Hypothesis tests for the question of whether a risk factor effect differs across levels of each individual disease marker of which the disease subtypes are comprised can be conducted separately for each combination of risk factor \(p\) and disease marker \(k\) using a Wald test of the hypothesis

\[H_{0_{{\gamma_{pk}}}}: \gamma_{pk} = 0.\] Using the `subtype_data`

simulated dataset, we can examine the influence of risk factors `x1`

, `x2`

, and `x3`

on the two individual disease markers `marker1`

and `marker2`

. These two binary disease markers will be cross-classified to form four disease subtypes that will be used as the outcome in the polytomous logistic regression model to obtain the \(\hat{\boldsymbol{\beta}}\) estimates, which are then transformed in order to obtain estimates and hypothesis tests related to the individual disease markers.

```
library(riskclustr)
mod2 <- eh_test_marker(
markers = list("marker1", "marker2"),
factors = list("x1", "x2", "x3"),
case = "case",
data = subtype_data)
```

See the function documentation for details of function arguments.

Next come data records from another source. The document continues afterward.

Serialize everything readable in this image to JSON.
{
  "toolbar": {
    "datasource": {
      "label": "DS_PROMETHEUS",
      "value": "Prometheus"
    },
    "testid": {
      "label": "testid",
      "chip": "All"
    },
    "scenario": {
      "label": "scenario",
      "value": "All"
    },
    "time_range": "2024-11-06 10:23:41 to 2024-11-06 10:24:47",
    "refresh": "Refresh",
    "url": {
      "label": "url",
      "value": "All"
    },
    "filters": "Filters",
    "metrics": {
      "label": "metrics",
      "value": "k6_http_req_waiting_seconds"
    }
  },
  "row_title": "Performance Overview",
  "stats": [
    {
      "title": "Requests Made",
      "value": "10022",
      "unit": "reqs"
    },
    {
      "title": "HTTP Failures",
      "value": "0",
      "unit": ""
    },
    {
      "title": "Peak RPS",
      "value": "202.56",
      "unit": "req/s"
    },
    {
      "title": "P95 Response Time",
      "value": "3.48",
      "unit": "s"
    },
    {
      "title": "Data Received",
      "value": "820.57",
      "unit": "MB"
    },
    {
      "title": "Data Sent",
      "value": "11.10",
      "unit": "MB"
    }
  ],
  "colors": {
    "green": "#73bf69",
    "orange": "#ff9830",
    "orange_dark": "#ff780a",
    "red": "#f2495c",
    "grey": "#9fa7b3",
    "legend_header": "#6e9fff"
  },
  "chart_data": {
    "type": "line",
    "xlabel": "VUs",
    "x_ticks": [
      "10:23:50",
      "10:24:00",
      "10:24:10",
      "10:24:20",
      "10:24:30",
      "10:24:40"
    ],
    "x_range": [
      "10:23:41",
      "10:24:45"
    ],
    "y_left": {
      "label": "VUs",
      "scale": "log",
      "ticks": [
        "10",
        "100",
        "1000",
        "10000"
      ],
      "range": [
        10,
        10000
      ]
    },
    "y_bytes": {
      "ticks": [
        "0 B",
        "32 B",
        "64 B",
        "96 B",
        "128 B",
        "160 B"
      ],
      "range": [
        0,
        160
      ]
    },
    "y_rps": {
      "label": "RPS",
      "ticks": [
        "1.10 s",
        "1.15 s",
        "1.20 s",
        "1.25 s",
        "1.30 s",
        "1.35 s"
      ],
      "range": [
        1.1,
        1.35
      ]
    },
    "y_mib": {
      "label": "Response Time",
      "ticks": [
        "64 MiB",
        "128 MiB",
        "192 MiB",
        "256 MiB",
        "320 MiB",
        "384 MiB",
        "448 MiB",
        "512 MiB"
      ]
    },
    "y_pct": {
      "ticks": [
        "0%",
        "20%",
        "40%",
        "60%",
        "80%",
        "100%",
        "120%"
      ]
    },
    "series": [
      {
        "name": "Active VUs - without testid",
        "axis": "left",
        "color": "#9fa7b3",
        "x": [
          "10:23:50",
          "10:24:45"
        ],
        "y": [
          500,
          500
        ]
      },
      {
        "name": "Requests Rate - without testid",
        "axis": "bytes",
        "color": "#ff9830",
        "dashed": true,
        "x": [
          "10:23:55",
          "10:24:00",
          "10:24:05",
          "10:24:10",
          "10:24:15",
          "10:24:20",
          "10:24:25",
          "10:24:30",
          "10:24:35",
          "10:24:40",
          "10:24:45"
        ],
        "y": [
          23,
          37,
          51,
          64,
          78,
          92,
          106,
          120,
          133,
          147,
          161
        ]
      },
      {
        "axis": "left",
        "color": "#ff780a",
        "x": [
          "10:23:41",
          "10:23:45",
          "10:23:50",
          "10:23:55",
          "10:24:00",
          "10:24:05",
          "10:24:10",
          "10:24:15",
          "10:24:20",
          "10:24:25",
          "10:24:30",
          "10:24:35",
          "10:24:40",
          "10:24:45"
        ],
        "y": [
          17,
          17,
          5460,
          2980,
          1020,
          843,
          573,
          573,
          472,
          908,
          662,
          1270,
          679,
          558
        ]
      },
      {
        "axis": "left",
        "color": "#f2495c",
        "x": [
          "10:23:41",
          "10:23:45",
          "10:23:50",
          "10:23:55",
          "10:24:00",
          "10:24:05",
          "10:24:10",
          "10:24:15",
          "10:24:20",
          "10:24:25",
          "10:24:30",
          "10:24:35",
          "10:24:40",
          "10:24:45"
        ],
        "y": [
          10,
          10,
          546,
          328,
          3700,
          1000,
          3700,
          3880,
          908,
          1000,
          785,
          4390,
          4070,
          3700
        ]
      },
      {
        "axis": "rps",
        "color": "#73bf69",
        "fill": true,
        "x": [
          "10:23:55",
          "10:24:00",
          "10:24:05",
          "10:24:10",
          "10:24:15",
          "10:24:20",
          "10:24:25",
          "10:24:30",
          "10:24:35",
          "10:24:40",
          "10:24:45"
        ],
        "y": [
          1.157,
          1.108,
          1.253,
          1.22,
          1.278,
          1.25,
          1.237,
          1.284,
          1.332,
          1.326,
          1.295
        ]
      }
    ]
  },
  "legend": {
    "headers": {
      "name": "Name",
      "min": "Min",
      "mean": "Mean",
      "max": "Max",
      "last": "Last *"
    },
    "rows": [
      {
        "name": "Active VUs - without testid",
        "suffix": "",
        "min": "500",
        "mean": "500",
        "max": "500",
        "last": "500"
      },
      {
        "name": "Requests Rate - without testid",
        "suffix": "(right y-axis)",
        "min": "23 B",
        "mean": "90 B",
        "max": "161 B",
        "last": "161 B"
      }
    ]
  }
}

The resulting estimates \(\hat{\boldsymbol{\gamma}}\) can be accessed with

marker1 | marker2 | |
---|---|---|

x1 | -1.0145081 | -0.4323157 |

x2 | -0.0066840 | 0.0749338 |

x3 | 0.8899905 | -0.1306765 |

the associated standard deviation estimates \(\sqrt{\widehat{var}(\hat{\boldsymbol{\gamma}})}\) with

marker1 | marker2 | |
---|---|---|

x1 | 0.0681025 | 0.0601803 |

x2 | 0.0631465 | 0.0588423 |

x3 | 0.1450606 | 0.1348479 |

and the associated p-values with

marker1 | marker2 | |
---|---|---|

x1 | 0.0000000 | 0.0000000 |

x2 | 0.9157016 | 0.2028521 |

x3 | 0.0000000 | 0.3325126 |

An overall formatted dataframe containing the \(\hat{\boldsymbol{\gamma}} \Big(\sqrt{\widehat{var}(\hat{\boldsymbol{\gamma}})}\Big)\) and p-values to test the null hypotheses \(H_{0_{\gamma_{pk}}}\) can be obtained as

marker1 est | marker1 pval | marker2 est | marker2 pval | |
---|---|---|---|---|

x1 | -1.01 (0.07) | <.001 | -0.43 (0.06) | <.001 |

x2 | -0.01 (0.06) | 0.916 | 0.07 (0.06) | 0.203 |

x3 | 0.89 (0.15) | <.001 | -0.13 (0.13) | 0.333 |

The estimates and heterogeneity p-values for disease subtypes formed by cross-classifying these individual disease markers can also be accessed in objects `beta_se_p`

and `or_ci_p`

, as described in the section on Pre-specified subtypes.